Ayer later wrote and directed End of Watch, a drama about the daily lives of two South Central Los Angeles policemen, played by Jake Gyllenhaal and Michael Peña. The film was released in the fall of 2012 to profitable box-office returns and favorable reception from critics, with Roger Ebert naming it as the fourth best film of 2012, hailing it as "one of the best police movies in recent years".
Ayer wrote the submarinethrillerU-571, a fictional account of the United States capturing the Enigma code rather than Great Britain.
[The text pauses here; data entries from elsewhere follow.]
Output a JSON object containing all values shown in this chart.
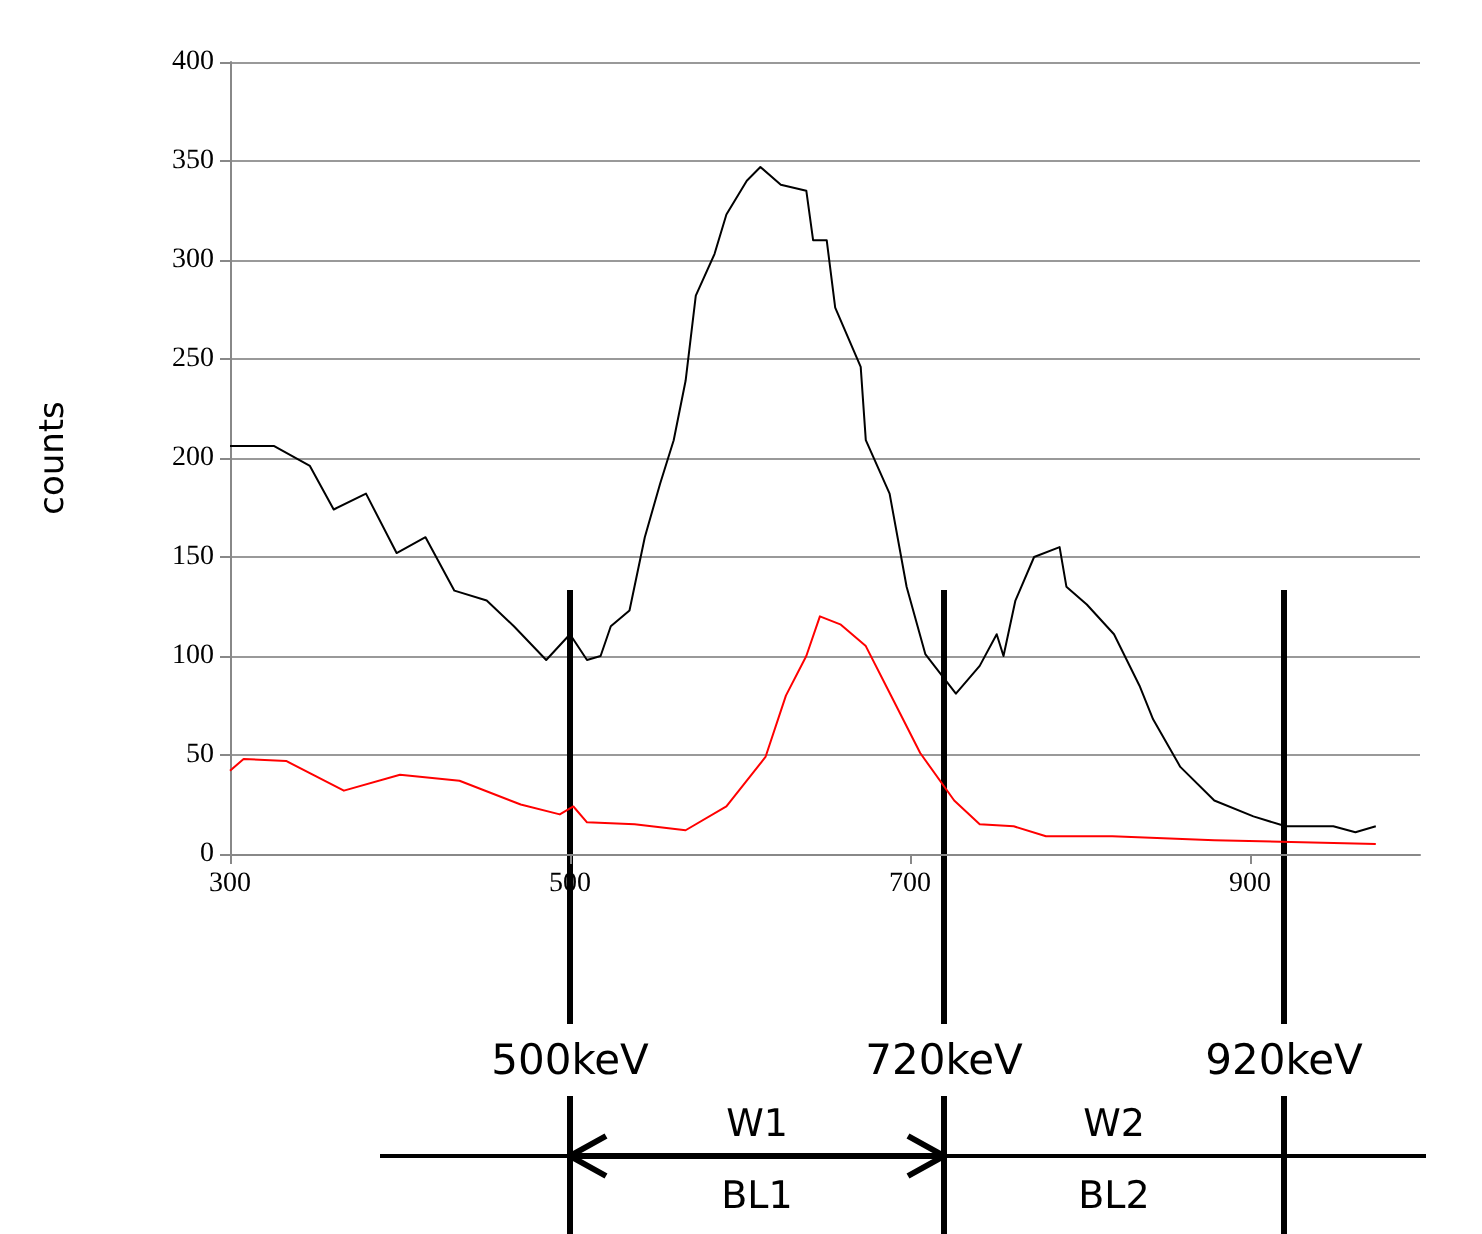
{
  "chart_data": {
    "type": "line",
    "ylabel": "counts",
    "xlim": [
      300,
      1000
    ],
    "xticks": [
      300,
      500,
      700,
      900
    ],
    "ylim": [
      0,
      400
    ],
    "yticks": [
      0,
      50,
      100,
      150,
      200,
      250,
      300,
      350,
      400
    ],
    "grid": "y",
    "marker": "none",
    "line_style": "solid",
    "series": [
      {
        "color": "#000000",
        "x": [
          300,
          326,
          347,
          361,
          380,
          398,
          415,
          432,
          451,
          467,
          486,
          500,
          510,
          518,
          524,
          535,
          544,
          553,
          561,
          568,
          574,
          585,
          592,
          604,
          612,
          624,
          639,
          643,
          651,
          656,
          671,
          674,
          688,
          698,
          709,
          727,
          741,
          751,
          755,
          762,
          773,
          788,
          792,
          804,
          820,
          835,
          843,
          859,
          879,
          902,
          921,
          949,
          962,
          974
        ],
        "values": [
          206,
          206,
          196,
          174,
          182,
          152,
          160,
          133,
          128,
          115,
          98,
          111,
          98,
          100,
          115,
          123,
          160,
          187,
          209,
          239,
          282,
          303,
          323,
          340,
          347,
          338,
          335,
          310,
          310,
          276,
          246,
          209,
          182,
          135,
          101,
          81,
          95,
          111,
          100,
          128,
          150,
          155,
          135,
          126,
          111,
          85,
          68,
          44,
          27,
          19,
          14,
          14,
          11,
          14
        ]
      },
      {
        "color": "#ff0000",
        "x": [
          300,
          308,
          333,
          367,
          400,
          435,
          471,
          494,
          502,
          510,
          538,
          568,
          592,
          615,
          627,
          639,
          647,
          659,
          674,
          690,
          706,
          726,
          741,
          761,
          780,
          819,
          879,
          974
        ],
        "values": [
          42,
          48,
          47,
          32,
          40,
          37,
          25,
          20,
          24,
          16,
          15,
          12,
          24,
          49,
          80,
          100,
          120,
          116,
          105,
          78,
          51,
          27,
          15,
          14,
          9,
          9,
          7,
          5
        ]
      }
    ],
    "ref_lines": [
      {
        "axis": "x",
        "value": 500,
        "label": "500keV",
        "color": "#000000"
      },
      {
        "axis": "x",
        "value": 720,
        "label": "720keV",
        "color": "#000000"
      },
      {
        "axis": "x",
        "value": 920,
        "label": "920keV",
        "color": "#000000"
      }
    ],
    "annotations": [
      "W1",
      "BL1",
      "W2",
      "BL2"
    ]
  }
}
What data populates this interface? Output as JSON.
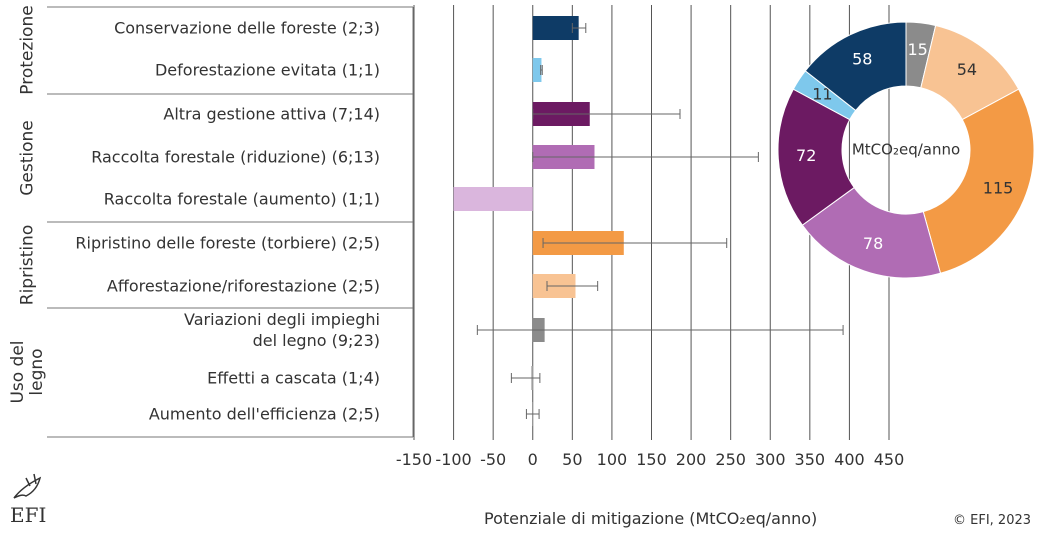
{
  "chart_data": [
    {
      "type": "bar",
      "x_label": "Potenziale di mitigazione (MtCO₂eq/anno)",
      "groups": [
        "Protezione",
        "Gestione",
        "Ripristino",
        "Uso del\nlegno"
      ],
      "categories": [
        "Conservazione delle foreste (2;3)",
        "Deforestazione evitata (1;1)",
        "Altra gestione attiva (7;14)",
        "Raccolta forestale (riduzione) (6;13)",
        "Raccolta forestale (aumento) (1;1)",
        "Ripristino delle foreste (torbiere) (2;5)",
        "Afforestazione/riforestazione (2;5)",
        "Variazioni degli impieghi\ndel legno (9;23)",
        "Effetti a cascata (1;4)",
        "Aumento dell'efficienza (2;5)"
      ],
      "values": [
        58,
        11,
        72,
        78,
        -100,
        115,
        54,
        15,
        -2,
        0
      ],
      "error_low": [
        50,
        10,
        0,
        0,
        null,
        13,
        18,
        -70,
        -27,
        -8
      ],
      "error_high": [
        67,
        12,
        186,
        285,
        null,
        245,
        82,
        392,
        9,
        8
      ],
      "colors": [
        "#0e3b66",
        "#7ec8ec",
        "#6c1a62",
        "#b06cb4",
        "#dab6dd",
        "#f39a45",
        "#f8c393",
        "#8b8b8b",
        "#b5b5b5",
        "#b5b5b5"
      ],
      "xlim": [
        -150,
        450
      ],
      "xticks": [
        -150,
        -100,
        -50,
        0,
        50,
        100,
        150,
        200,
        250,
        300,
        350,
        400,
        450
      ],
      "grid": true
    },
    {
      "type": "pie",
      "center_label": "MtCO₂eq/anno",
      "values": [
        15,
        54,
        115,
        78,
        72,
        11,
        58
      ],
      "colors": [
        "#8b8b8b",
        "#f8c393",
        "#f39a45",
        "#b06cb4",
        "#6c1a62",
        "#7ec8ec",
        "#0e3b66"
      ]
    }
  ],
  "footer": {
    "logo": "EFI",
    "copyright": "© EFI, 2023"
  }
}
The furor that surrounded the film's release led British Prime Minister Tony Blair to claim that it was an "affront to the memories" of those involved and U.S. President Bill Clinton to write a letter emphasizing the film's fictional nature. Ayer has said that U-571 distorted history by this assertion and that he would not do it again. "It was a distortion", he said, "a mercenary decision to create this parallel history in order to drive the movie for an American audience. Both my grandparents were officers in World War II, and I would be personally offended if somebody distorted their achievements."